Opinion
May 16, 1996
Richard M. Maltz of counsel (Hal R. Lieberman, attorney), for petitioner.
Susan Brotman for respondent.
Respondent Harvey Weinig was admitted to the practice of law in New York by the Second Judicial Department on May 7, 1975. At all times relevant herein, respondent has maintained an office for the practice of law within the First Judicial Department.
On September 21, 1995, in the United States District Court for the Southern District of New York, in satisfaction of a multicount indictment charging his active participation in an extensive conspiracy to launder money that was the proceeds of illegal narcotics sales, respondent pleaded guilty to violating 18 U.S.C. § 371 and 1956, the Federal money-laundering statute, and forfeited assets used in furtherance of the conspiracy pursuant to 18 U.S.C. § 982 (a) (1) and (b) (2) and 21 U.S.C. § 853 (p). Additionally, respondent pleaded guilty to the only count of a separate felony information charging him with unlawfully concealing the abduction of an individual whom he knew was being extorted, in violation of 18 U.S.C. § 2, 4 and 1951.
Respondent's Federal conviction for conspiring to launder money is not the equivalent of a New York felony conviction for enterprise corruption as defined in Penal law article 460. The record does not establish that the respondent engaged in a "pattern of criminal activity" as that term is defined in Penal Law § 460.10 (4) ( see, People v. Cantarella, 160 Misc.2d 8 [Sup Ct, N Y County 1993]). We note too, as we held in Matter of Stern ( 205 A.D.2d 162), that the elements of the Federal money-laundering statutes are not sufficiently similar to New York's money-laundering statute, Penal Law § 470.10, to trigger the automatic disbarment provisions of Judiciary Law § 90 (4) (a).

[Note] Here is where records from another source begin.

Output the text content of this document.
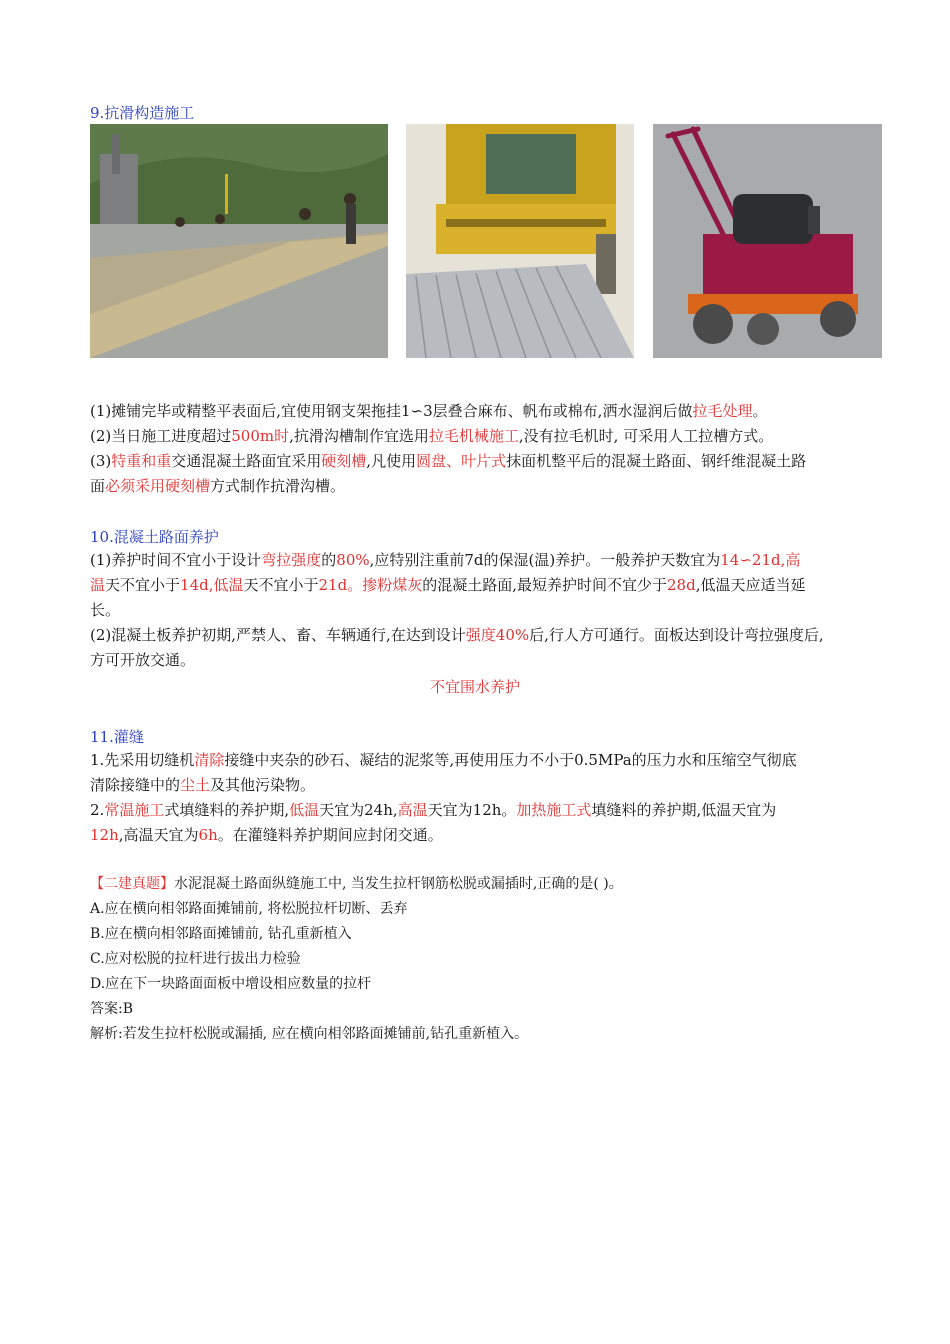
9.抗滑构造施工
(1)摊铺完毕或精整平表面后,宜使用钢支架拖挂1∽3层叠合麻布、帆布或棉布,洒水湿润后做拉毛处理。
(2)当日施工进度超过500m时,抗滑沟槽制作宜选用拉毛机械施工,没有拉毛机时, 可采用人工拉槽方式。
(3)特重和重交通混凝土路面宜采用硬刻槽,凡使用圆盘、叶片式抹面机整平后的混凝土路面、钢纤维混凝土路
面必须采用硬刻槽方式制作抗滑沟槽。
10.混凝土路面养护
(1)养护时间不宜小于设计弯拉强度的80%,应特别注重前7d的保湿(温)养护。一般养护天数宜为14∽21d,高
温天不宜小于14d,低温天不宜小于21d。掺粉煤灰的混凝土路面,最短养护时间不宜少于28d,低温天应适当延
长。
(2)混凝土板养护初期,严禁人、畜、车辆通行,在达到设计强度40%后,行人方可通行。面板达到设计弯拉强度后,
方可开放交通。
不宜围水养护
11.灌缝
1.先采用切缝机清除接缝中夹杂的砂石、凝结的泥浆等,再使用压力不小于0.5MPa的压力水和压缩空气彻底
清除接缝中的尘土及其他污染物。
2.常温施工式填缝料的养护期,低温天宜为24h,高温天宜为12h。加热施工式填缝料的养护期,低温天宜为
12h,高温天宜为6h。在灌缝料养护期间应封闭交通。
【二建真题】水泥混凝土路面纵缝施工中, 当发生拉杆钢筋松脱或漏插时,正确的是( )。
A.应在横向相邻路面摊铺前, 将松脱拉杆切断、丢弃
B.应在横向相邻路面摊铺前, 钻孔重新植入
C.应对松脱的拉杆进行拔出力检验
D.应在下一块路面面板中增设相应数量的拉杆
答案:B
解析:若发生拉杆松脱或漏插, 应在横向相邻路面摊铺前,钻孔重新植入。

Nor is respondent's conviction for concealing the abduction of an individual, whom he knew was being extorted, in violation of 18 U.S.C. § 2, 4 and 1951, the equivalent of a conviction of the New York felony of coercion in the first degree, as defined in Penal Law § 135.65. Respondent pleaded guilty to knowing of and concealing the extortion and abduction of an individual after the fact. Inasmuch as it was neither alleged nor proven that he aided or abetted or actually participated in carrying out the underlying crimes against the victim, it cannot be said that the factual record establishes coercion in the first degree.

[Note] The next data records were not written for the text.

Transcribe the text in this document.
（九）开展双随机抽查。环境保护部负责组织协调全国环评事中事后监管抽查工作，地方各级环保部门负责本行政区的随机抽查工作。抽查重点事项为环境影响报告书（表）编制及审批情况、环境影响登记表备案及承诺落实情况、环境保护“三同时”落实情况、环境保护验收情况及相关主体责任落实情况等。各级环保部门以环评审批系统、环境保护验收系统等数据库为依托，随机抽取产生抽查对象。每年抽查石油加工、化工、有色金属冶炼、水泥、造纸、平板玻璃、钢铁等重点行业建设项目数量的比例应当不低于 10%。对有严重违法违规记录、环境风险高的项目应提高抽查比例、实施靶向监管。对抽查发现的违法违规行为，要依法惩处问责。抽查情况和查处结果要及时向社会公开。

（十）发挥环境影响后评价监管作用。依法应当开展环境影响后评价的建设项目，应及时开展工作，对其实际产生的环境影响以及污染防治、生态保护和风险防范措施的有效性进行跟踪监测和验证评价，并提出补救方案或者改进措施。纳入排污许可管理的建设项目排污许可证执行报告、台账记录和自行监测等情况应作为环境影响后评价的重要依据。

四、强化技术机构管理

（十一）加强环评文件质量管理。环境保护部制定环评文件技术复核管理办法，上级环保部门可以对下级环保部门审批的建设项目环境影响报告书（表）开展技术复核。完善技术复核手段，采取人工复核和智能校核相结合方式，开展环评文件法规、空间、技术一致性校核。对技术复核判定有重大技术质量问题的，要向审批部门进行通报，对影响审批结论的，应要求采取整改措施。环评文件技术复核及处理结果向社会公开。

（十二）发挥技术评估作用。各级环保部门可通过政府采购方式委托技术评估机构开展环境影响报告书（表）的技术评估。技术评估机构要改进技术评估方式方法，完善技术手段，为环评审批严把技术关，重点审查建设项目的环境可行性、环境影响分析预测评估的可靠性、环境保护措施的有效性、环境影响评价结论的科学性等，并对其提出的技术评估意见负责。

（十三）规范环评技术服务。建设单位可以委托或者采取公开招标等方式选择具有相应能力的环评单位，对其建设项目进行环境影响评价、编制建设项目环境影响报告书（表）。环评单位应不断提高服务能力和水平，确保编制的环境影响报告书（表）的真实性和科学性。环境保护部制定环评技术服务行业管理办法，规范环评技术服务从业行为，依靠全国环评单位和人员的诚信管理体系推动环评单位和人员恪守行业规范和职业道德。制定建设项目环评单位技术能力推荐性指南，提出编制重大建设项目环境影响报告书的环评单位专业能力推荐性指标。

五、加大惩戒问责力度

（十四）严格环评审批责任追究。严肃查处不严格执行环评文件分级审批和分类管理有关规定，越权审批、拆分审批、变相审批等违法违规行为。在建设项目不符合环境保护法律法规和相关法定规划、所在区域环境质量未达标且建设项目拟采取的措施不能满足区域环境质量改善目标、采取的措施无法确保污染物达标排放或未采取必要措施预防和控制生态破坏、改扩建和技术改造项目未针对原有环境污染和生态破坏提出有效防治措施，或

In light of the foregoing, the petition to strike the respondent's name from the roll of attorneys upon the ground that he automatically ceased to be an attorney upon pleading guilty to two Federal felonies must be denied. Rather, as in Stern (supra), the Federal crimes to which respondent pleaded guilty constitute "serious crimes" as defined in Judiciary Law § 90 (4) (d) and respondent would ordinarily be entitled to a hearing as to sanction. Respondent seeks to waive a hearing and to tender his resignation from the Bar.

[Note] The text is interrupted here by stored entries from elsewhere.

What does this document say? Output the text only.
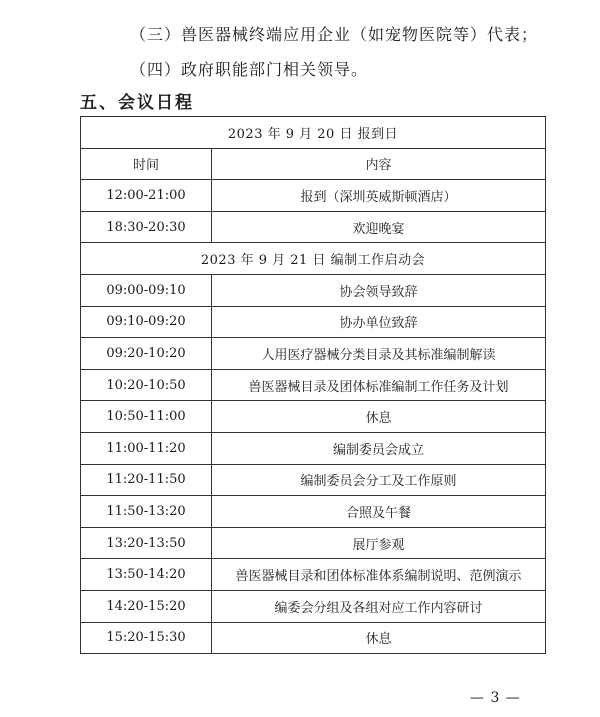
（三）兽医器械终端应用企业（如宠物医院等）代表；
（四）政府职能部门相关领导。
五、会议日程
2023 年 9 月 20 日 报到日	
时间	内容
12:00-21:00	报到（深圳英威斯顿酒店）
18:30-20:30	欢迎晚宴
2023 年 9 月 21 日 编制工作启动会	
09:00-09:10	协会领导致辞
09:10-09:20	协办单位致辞
09:20-10:20	人用医疗器械分类目录及其标准编制解读
10:20-10:50	兽医器械目录及团体标准编制工作任务及计划
10:50-11:00	休息
11:00-11:20	编制委员会成立
11:20-11:50	编制委员会分工及工作原则
11:50-13:20	合照及午餐
13:20-13:50	展厅参观
13:50-14:20	兽医器械目录和团体标准体系编制说明、范例演示
14:20-15:20	编委会分组及各组对应工作内容研讨
15:20-15:30	休息
— 3 —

Our review of the record in this matter reveals that respondent engaged in a course of conduct that can only be described as shocking and reprehensible for anyone, let alone a member of the Bar. Were it not for respondent's application pursuant to 22 NYCRR 603.11 to resign from the Bar on the basis that he is the subject of an investigation or disciplinary proceeding for misconduct against which he cannot successfully defend himself, a "serious crimes" hearing would have been held. We have reviewed the respondent's affidavit submitted in support of his application to resign and find that it complies with the Court's rules. It should be emphasized that, based on the extant record, were this respondent to have proceeded to a "serious crimes" hearing, the only appropriate sanction would have been disbarment.
Accordingly, respondent's resignation is accepted, and his name shall be stricken from the roll of attorneys.
MILONAS, J.P., WALLACH, NARDELLI, WILLIAMS and MAZZARELLI, JJ., concur.
Petition denied, cross motion granted, and the resignation of respondent accepted, effective May 16, 1996.